Het gecombineerde marktaandeel van de partijen voor pectine is niet hoger dan 25 %, zowel wereldwijd als binnen de EER, met slechts een zeer beperkte stijging. De positie van de marktleider, CP Kelco en de huidige nummer 2 (Danisco) komen door de concentratie niet in het gedrang. Deze beoordeling moet niet worden gewijzigd wanneer met alternatieve markten (bijvoorbeeld wereldwijde markten, markten voor appel- of citruspectine of markten op basis van het percentage methoxy) zou worden rekening gehouden, omdat de positie van Cargill op deze markten zelfs nog zwakker zou zijn.
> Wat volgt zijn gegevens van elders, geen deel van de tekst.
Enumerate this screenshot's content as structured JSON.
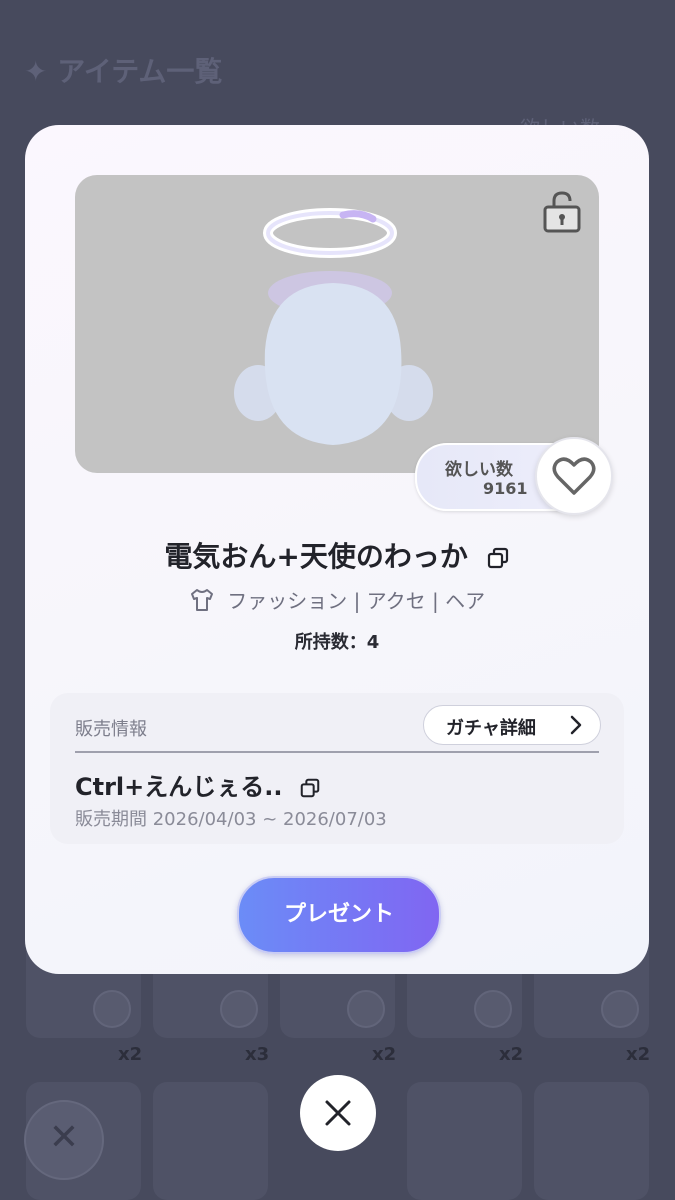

5.   Verticale effecten (ruwe zaadolie)

(32)

Hoewel op basis van een hypothetische definitie van een upstream-markt voor ruwe zaadolie in de EER, de voorgenomen transactie technisch gezien verticale effecten op de markt zal veroorzaken, geeft zij geen aanleiding tot enige verticale concurrentiebezwaren, hoofdzakelijk omdat DFI en Cargill gebruiksklare, vloeibare niet genetisch gemodificeerde lecithine van derde partijen afnemen en geen niet genetisch gemodificeerde grondstoffen van hun eigen productie gebruiken om niet genetisch gemodificeerde lecithine te produceren.

VII.   CONCLUSIE

(33)

In de beschikking wordt derhalve geconcludeerd dat de voorgenomen concentratie niet tot gevolg zal hebben dat de daadwerkelijke mededinging op de gemeenschappelijke markt of op een wezenlijk deel daarvan op significante wijze wordt belemmerd.

(34)

Bijgevolg wordt de concentratie verenigbaar verklaard met de gemeenschappelijke markt en de EER-overeenkomst, overeenkomstig artikel 2, lid 2, en artikel 8, lid 1, van de concentratieverordening en artikel 57 van de EER-overeenkomst.
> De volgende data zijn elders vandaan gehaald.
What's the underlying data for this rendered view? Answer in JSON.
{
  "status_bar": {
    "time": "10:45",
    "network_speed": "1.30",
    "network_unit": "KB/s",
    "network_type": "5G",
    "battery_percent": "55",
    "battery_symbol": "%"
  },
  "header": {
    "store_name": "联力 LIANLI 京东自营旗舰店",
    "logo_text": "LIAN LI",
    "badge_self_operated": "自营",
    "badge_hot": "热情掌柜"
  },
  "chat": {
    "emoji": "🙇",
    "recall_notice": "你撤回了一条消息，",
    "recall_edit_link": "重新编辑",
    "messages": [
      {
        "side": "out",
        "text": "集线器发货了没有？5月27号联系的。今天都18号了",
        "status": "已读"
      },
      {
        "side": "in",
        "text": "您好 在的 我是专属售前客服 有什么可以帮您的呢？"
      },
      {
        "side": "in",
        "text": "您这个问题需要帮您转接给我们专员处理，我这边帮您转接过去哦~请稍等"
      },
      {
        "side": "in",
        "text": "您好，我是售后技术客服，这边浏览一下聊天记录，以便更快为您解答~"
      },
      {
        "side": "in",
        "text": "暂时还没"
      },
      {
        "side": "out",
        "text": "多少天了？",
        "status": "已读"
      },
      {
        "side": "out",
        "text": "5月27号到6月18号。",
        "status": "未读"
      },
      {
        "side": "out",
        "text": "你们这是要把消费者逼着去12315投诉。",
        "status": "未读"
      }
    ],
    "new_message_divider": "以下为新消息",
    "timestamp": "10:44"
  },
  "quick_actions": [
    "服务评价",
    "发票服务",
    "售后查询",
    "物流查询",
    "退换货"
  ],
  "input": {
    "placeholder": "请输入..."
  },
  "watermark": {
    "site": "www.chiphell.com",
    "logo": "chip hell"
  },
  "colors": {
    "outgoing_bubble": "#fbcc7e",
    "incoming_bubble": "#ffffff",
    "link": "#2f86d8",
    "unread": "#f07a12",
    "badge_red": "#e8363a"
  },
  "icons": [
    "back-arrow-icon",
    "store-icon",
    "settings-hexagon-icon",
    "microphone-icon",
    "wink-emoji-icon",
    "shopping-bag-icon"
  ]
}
(1)  PB L 24 van 29.1.2004, blz. 1.

(2)  Verordening (EG) nr. 1829/2003 van het Europees Parlement en de Raad van 22 september 2003 inzake genetisch gemodificeerde levensmiddelen en diervoeders (PB L 268 van 18.10.2003, blz. 1) en Verordening (EG) nr. 1830/2003 van het Europees Parlement en de Raad van 22 september 2003 betreffende de traceerbaarheid en etikettering van genetisch gemodificeerde organismen en de traceerbaarheid van met genetisch gemodificeerde organismen geproduceerde levensmiddelen en diervoeders en tot wijziging van Richtlijn 2001/18/EG (PB L 268 van 18.10.2003, blz. 24).

(3)  Daarnaast zijn er nog enkele gewijzigde/op de klant afgestemde „speciale lecithines”, die evenwel slechts een verwaarloosbaar deel van de markt innemen.